980m圏の分岐です。ちょっと迷って直進。
大栗尾根です。
1050m圏で大栗尾根に乗りました。左下隅から登ってきて折返してその上の道(小川谷左岸中段道)をたどります。
ごくゆるやかな登りが続きます。
1070m圏の分岐です。980m圏の分岐はここに登ってくるに違いありません。ショートカットを逃してしまいました。「えっ、こっちの店のほうが卵安いじゃん」みたいな軽いショックです。
ショックが消える間もなく、犬麦林道の終点が見えてきました。
犬麦林道に乗りました。これは林道のどん詰まりです。右下隅から登ってきました。その少し上にはっきりした踏み跡が大麦尾根の稜線に向かっています。
振り向いて犬麦林道を歩いていくとすぐに熊穴窪が見えてきました。
熊穴窪という名前なんですが、私が目にした1950年代から60年代の登山雑誌や書籍の遡行図や記事にはことごとく熊穴窪ではなく、「大栗窪」と記載されています。そんな出版物のひとつ『登山とハイキング案内 : 登山地図帖』(山と渓谷社 1958)という書籍に「(前略)地図で見るとここでほゞ同等の沢が二分されているが、実際には右の大栗窪(昔は熊穴窪と呼んでいた)のほうが二股からは立派に見える小滝の段など覗いていて変化がありそうに思われ易い。左のモリノ窪は荒涼たる伏流を呈して興趣をそがれるが、(後略)」と書かれていました。
どうやら時とともに熊穴窪から大栗窪に名前が変わったようです。確かに『奥多摩』(宮内敏雄 昭和刊行会 1944)の38ページの地図には熊穴窪と記載されています。手元の『奥多摩 登山詳細図(西編)』(2017)はこの古称を採用して熊穴窪としています。わたくしの記事も古称にならうことにしました。

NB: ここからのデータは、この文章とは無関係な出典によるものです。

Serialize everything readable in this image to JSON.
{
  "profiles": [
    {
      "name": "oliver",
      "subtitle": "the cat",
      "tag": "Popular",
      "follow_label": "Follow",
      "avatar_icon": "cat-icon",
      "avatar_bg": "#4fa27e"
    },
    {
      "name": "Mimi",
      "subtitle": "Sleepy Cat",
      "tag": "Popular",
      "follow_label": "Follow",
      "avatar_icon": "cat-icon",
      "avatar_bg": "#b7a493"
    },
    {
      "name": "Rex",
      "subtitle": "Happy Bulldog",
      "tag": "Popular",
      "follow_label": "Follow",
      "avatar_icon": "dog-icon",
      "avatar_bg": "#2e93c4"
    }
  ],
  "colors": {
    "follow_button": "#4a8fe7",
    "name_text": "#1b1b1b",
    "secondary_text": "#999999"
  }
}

熊穴窪にはモリノ窪(犬麦谷)と同じような石橋(コンクリート橋)が架かっていました。正面に見えるモリノ窪熊穴窪中尾根は絶壁です。

犬麦林道のほぼ終点、熊穴窪に架かる石橋からモリノ窪熊穴窪中尾根を見上げてみました。ここからは取付けそうにありません。
地形図では谷をさかのぼって岩壁をぐーっと左へ回り込めば等高線はややゆるんでいるんですが、さかのぼれるのかどうかは橋の上からは不明。悩ましいところです。

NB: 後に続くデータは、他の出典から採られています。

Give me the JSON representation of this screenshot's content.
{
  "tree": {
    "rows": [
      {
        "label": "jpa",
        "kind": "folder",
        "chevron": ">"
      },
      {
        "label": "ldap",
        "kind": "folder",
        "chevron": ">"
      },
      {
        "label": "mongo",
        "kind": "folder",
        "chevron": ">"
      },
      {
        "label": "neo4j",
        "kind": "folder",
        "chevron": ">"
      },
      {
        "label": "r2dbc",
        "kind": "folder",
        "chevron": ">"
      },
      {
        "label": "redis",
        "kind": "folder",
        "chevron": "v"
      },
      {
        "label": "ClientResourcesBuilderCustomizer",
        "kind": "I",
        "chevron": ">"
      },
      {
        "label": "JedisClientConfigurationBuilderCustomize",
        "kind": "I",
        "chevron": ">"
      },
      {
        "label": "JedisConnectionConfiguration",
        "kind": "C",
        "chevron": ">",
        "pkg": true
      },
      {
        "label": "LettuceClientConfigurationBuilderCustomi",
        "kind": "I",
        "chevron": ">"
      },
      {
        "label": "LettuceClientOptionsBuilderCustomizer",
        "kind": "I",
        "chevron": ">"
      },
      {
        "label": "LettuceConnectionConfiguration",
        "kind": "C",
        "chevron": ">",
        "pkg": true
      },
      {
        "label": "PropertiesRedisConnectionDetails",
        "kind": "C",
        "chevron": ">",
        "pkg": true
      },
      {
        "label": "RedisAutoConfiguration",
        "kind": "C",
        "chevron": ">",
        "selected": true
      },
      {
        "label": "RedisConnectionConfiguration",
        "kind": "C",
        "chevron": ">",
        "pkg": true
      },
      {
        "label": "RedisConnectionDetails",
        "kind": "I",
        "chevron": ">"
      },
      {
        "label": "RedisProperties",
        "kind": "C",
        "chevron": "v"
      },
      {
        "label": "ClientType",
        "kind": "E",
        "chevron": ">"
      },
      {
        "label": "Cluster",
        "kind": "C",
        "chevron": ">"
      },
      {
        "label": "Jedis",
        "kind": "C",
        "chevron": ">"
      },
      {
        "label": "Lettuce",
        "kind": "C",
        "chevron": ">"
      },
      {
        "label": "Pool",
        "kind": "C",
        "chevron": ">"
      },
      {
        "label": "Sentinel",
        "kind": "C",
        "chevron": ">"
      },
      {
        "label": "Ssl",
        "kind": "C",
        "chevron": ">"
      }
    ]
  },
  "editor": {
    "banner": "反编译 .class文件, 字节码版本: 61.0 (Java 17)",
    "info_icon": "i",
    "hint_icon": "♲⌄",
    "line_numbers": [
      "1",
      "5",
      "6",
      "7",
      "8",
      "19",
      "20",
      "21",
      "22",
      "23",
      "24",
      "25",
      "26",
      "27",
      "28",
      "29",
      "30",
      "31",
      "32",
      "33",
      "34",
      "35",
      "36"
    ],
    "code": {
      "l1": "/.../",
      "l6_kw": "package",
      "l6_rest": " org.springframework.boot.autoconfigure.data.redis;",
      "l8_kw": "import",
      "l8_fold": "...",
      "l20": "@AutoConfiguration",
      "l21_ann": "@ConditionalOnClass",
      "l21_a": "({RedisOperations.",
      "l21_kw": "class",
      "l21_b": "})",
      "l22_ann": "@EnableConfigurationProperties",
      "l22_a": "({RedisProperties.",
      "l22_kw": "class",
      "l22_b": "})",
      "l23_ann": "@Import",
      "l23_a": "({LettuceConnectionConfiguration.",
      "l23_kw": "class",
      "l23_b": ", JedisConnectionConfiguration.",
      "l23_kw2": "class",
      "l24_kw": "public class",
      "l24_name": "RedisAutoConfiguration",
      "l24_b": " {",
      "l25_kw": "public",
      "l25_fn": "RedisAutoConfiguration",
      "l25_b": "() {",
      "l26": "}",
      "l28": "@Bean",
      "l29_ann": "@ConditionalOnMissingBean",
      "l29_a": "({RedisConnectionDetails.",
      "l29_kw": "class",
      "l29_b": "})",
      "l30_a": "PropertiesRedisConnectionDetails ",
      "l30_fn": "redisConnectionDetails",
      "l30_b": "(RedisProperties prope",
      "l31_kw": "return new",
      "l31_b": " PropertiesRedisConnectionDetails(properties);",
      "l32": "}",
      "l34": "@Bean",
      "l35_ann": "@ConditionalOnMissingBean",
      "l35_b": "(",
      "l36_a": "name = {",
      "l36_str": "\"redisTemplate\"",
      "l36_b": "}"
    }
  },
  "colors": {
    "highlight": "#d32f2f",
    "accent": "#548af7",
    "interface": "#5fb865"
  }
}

石橋を渡って取付けそうな場所を探してみます。すぐに小さな崩落地がありました。ここからモリノ窪熊穴窪中尾根の西隣の支尾根に登れそうです。まず支尾根を登り、いい塩梅の場所でモリノ窪熊穴窪中尾根に移る、というそこそこ楽観的、能天気な道筋を描きました。
ガレた崩落地を登ってきて
登るんですが、右手から正面にかけては低いけれど灌木に覆われた崖。左手に回り込みます。
埋もれかかったワイヤーロープをまたぎます。
頭上は岩やら灌木やらでぐちゃぐちゃ、先行きが見えません。逃げるようにさらに左に回り込みます。

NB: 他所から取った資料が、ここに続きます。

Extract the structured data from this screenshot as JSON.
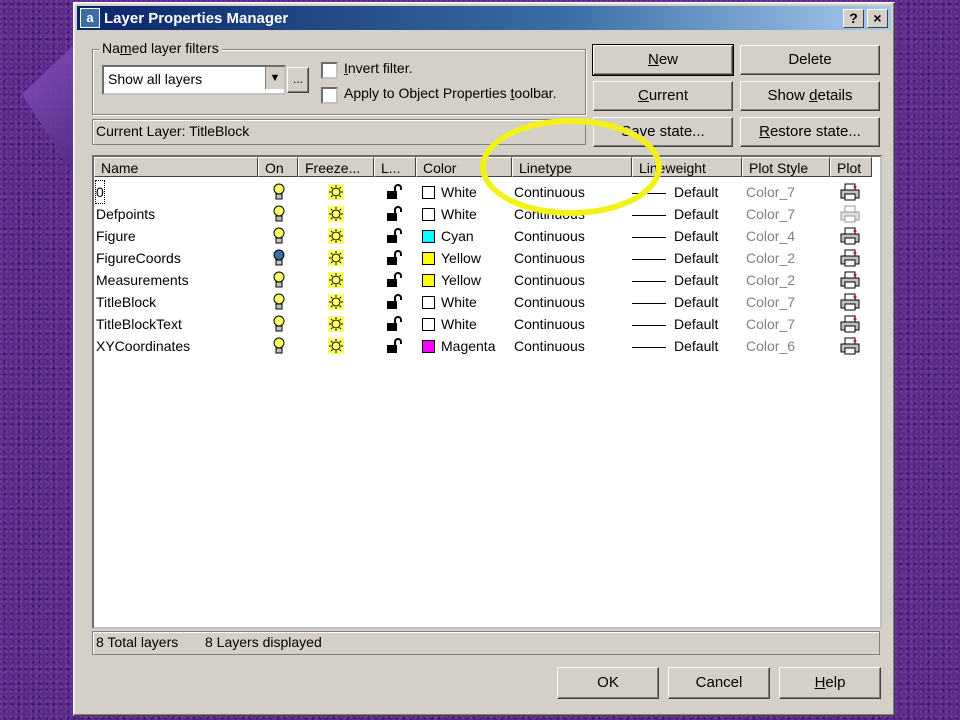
{
  "window": {
    "title": "Layer Properties Manager",
    "help_btn": "?",
    "close_btn": "×"
  },
  "filters": {
    "group_label": "Named layer filters",
    "selected": "Show all layers",
    "browse_btn": "...",
    "invert_label": "Invert filter.",
    "apply_label": "Apply to Object Properties toolbar."
  },
  "buttons": {
    "new": "New",
    "delete": "Delete",
    "current": "Current",
    "show_details": "Show details",
    "save_state": "Save state...",
    "restore_state": "Restore state...",
    "ok": "OK",
    "cancel": "Cancel",
    "help": "Help"
  },
  "current_layer": "Current Layer:  TitleBlock",
  "columns": [
    "Name",
    "On",
    "Freeze...",
    "L...",
    "Color",
    "Linetype",
    "Lineweight",
    "Plot Style",
    "Plot"
  ],
  "rows": [
    {
      "name": "0",
      "color_name": "White",
      "color": "#ffffff",
      "linetype": "Continuous",
      "lineweight": "Default",
      "plot_style": "Color_7",
      "on": true,
      "plot": true
    },
    {
      "name": "Defpoints",
      "color_name": "White",
      "color": "#ffffff",
      "linetype": "Continuous",
      "lineweight": "Default",
      "plot_style": "Color_7",
      "on": true,
      "plot": false
    },
    {
      "name": "Figure",
      "color_name": "Cyan",
      "color": "#00ffff",
      "linetype": "Continuous",
      "lineweight": "Default",
      "plot_style": "Color_4",
      "on": true,
      "plot": true
    },
    {
      "name": "FigureCoords",
      "color_name": "Yellow",
      "color": "#ffff00",
      "linetype": "Continuous",
      "lineweight": "Default",
      "plot_style": "Color_2",
      "on": false,
      "plot": true
    },
    {
      "name": "Measurements",
      "color_name": "Yellow",
      "color": "#ffff00",
      "linetype": "Continuous",
      "lineweight": "Default",
      "plot_style": "Color_2",
      "on": true,
      "plot": true
    },
    {
      "name": "TitleBlock",
      "color_name": "White",
      "color": "#ffffff",
      "linetype": "Continuous",
      "lineweight": "Default",
      "plot_style": "Color_7",
      "on": true,
      "plot": true
    },
    {
      "name": "TitleBlockText",
      "color_name": "White",
      "color": "#ffffff",
      "linetype": "Continuous",
      "lineweight": "Default",
      "plot_style": "Color_7",
      "on": true,
      "plot": true
    },
    {
      "name": "XYCoordinates",
      "color_name": "Magenta",
      "color": "#ff00ff",
      "linetype": "Continuous",
      "lineweight": "Default",
      "plot_style": "Color_6",
      "on": true,
      "plot": true
    }
  ],
  "status": {
    "total": "8 Total layers",
    "displayed": "8 Layers displayed"
  }
}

稜線に向かうルートが見つかりました。岩やら根っこをつかみながら斜めに登っていきます。
ようやく支尾根に乗りました。岩がちのとんでもない勾配です。
這い上がってきて
大岩を回り込んだり、
左手がビシッと切れ落ちたヤセ尾根にあえぎます。
モリノ窪熊穴窪中尾根は谷地形の対岸に険しい岩壁の横っ腹を見せています。とてもじゃないけれどまだ移れません。
谷地形をずーっと見上げるとあのあたりで右に移動できそうです。
相変わらずのキツい傾斜を登ってきて
振り向くとタワ尾根の向こうに天祖山がちらりと見えていました。
振り向き、登ります。
急登がゆるむ気配はありません。
尾根上は相変わらず岩がちです。
ビシッとした岩ゴツのヤセ尾根。
ここが隣の尾根と逆V字形につながっている接点で、
V字の屈曲部をごく短いトラバース(山腹水平移動)がつないでいます。1260m圏です。
トラバース中に谷地形を見下ろします。
移った尾根は小尾根でモリノ窪熊穴窪中尾根はまだ向こうでした。小尾根を越えて薄っすらと続いている踏み跡をたどります。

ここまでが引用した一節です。